Barış ve Demokrasi Partisi (BDP) İstanbul Milletvekili Sebahat Tuncel, 3 Haziran Perşembe günü gerçekleştirilen röportajda Dayanışma Gazetesi’nin sorularını yanıtladı.
-Siz parti olarak uzun süredir emek ve demokrasi güçlerinin yan yana geleceği bir 3. Cephenin çabası içindesiniz. Nedir bu cepheden kastınız?
Türkiye’de geniş bir demokrasi cephesine ihtiyaç var. Bu sadece bugünün ihtiyacı değil aslında.
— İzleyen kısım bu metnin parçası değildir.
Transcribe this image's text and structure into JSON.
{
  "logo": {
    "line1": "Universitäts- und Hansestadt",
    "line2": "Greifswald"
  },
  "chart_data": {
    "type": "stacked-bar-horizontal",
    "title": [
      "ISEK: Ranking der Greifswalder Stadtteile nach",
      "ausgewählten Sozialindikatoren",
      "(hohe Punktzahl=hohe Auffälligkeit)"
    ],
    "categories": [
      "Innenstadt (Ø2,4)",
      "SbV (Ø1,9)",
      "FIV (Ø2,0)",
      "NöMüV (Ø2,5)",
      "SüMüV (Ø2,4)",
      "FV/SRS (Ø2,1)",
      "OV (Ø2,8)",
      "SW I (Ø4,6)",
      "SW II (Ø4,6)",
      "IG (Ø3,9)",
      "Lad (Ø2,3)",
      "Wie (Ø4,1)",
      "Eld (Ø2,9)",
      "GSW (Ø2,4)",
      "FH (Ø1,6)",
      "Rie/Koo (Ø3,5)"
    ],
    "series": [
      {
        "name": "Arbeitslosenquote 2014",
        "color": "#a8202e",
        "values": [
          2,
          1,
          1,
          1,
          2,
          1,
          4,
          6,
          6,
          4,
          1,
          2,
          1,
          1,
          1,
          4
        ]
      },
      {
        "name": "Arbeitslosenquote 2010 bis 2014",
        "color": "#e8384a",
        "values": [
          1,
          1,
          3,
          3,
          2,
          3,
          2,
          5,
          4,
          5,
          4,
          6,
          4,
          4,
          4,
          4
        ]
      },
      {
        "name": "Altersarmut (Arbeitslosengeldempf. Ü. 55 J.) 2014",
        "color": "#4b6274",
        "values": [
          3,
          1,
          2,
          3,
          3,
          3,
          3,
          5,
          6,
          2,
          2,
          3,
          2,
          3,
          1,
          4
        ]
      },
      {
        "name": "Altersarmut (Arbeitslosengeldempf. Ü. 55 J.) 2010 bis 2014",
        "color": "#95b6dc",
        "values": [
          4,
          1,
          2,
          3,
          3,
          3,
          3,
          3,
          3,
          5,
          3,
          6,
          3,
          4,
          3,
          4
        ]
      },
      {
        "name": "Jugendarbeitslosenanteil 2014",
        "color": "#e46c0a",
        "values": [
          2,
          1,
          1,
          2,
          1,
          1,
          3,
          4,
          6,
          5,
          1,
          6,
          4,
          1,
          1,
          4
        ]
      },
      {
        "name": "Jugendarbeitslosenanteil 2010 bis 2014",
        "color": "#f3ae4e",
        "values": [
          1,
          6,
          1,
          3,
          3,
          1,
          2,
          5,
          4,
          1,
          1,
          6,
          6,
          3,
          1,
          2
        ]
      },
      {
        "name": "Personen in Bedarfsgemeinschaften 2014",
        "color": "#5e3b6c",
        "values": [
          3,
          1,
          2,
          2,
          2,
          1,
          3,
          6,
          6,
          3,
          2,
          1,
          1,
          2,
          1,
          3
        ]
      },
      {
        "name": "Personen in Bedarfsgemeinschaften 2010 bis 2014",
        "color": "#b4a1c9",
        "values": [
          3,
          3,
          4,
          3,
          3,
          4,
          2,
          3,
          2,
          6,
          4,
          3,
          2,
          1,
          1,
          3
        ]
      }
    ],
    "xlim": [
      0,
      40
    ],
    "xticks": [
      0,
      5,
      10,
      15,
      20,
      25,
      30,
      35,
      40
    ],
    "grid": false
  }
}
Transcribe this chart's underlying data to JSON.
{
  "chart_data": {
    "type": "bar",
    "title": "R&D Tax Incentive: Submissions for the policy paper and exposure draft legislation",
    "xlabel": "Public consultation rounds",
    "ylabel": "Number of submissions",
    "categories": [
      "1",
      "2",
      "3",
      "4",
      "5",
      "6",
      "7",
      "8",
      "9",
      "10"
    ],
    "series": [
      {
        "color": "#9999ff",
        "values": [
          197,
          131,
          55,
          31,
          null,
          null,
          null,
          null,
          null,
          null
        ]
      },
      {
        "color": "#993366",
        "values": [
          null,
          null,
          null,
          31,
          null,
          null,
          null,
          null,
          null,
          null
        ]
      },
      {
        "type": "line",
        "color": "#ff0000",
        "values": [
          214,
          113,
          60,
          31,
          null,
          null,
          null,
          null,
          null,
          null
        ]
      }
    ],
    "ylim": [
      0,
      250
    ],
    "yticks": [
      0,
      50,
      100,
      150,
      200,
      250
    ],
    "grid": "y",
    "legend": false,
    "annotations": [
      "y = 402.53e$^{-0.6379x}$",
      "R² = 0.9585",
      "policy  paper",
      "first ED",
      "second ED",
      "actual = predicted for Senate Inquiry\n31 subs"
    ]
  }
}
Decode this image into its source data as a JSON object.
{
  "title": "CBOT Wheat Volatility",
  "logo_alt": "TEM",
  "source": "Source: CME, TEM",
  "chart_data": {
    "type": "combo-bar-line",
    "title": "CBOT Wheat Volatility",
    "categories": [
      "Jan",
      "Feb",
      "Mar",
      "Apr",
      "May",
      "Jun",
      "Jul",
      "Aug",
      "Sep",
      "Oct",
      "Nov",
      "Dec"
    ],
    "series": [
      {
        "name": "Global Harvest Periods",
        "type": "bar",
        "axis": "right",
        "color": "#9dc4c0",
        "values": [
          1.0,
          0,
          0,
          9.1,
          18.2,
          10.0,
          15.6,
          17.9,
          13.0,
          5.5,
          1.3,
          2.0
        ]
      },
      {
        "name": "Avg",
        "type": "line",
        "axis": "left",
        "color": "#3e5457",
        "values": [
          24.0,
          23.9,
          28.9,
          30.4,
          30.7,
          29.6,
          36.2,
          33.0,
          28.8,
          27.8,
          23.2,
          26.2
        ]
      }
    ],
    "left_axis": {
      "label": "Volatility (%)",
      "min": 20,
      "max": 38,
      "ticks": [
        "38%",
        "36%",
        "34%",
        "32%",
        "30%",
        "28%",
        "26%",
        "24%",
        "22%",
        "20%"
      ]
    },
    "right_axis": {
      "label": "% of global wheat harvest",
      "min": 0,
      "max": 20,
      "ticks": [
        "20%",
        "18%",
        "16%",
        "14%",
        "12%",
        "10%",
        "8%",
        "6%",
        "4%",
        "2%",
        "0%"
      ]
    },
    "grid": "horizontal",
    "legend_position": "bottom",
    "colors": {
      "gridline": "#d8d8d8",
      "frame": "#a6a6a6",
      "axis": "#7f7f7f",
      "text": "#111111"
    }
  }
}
Daha önce de böyle bir ihtiyaç vardı. Dönem dönem ittifaklar gelişti ama bir şekilde kalıcı bir noktaya ulaşamadı. Biz BDP olarak bu gelişmeleri değerlendirdiğimizde, daha önce de biliyorsunuz çatı partisi girişimimiz vardı. Çatı partisi çok erkendi. Bazıları çatı partisi fikrine sıcak bakmadı, bazıları yürürken ortak yürüme konusunda sorunlar yaşadı, sonuçta DBH’ya dönüştü. DBH çok önemli bir yapılanma tabi. İçinde 9 siyasi parti, grup ve bireyler var. Bu anlamlıdır ama bizim ihtiyaç duyduğumuz güçlü bir demokrasi cephesini kurma konusunda çok yetersiz. DTP kapatılıp BDP’ye geçtiğimizde eş başkanlarımız ve bu işi yürüten Tuncer Bakırhan’la birlikte bir tartışma yürüttük. “Ne olabilir, bugüne kadar gelen nedir, bundan sonra nasıl yürüyeceğiz?. vb.” Ve oradan kimi çıkarsamalarda bulunduk.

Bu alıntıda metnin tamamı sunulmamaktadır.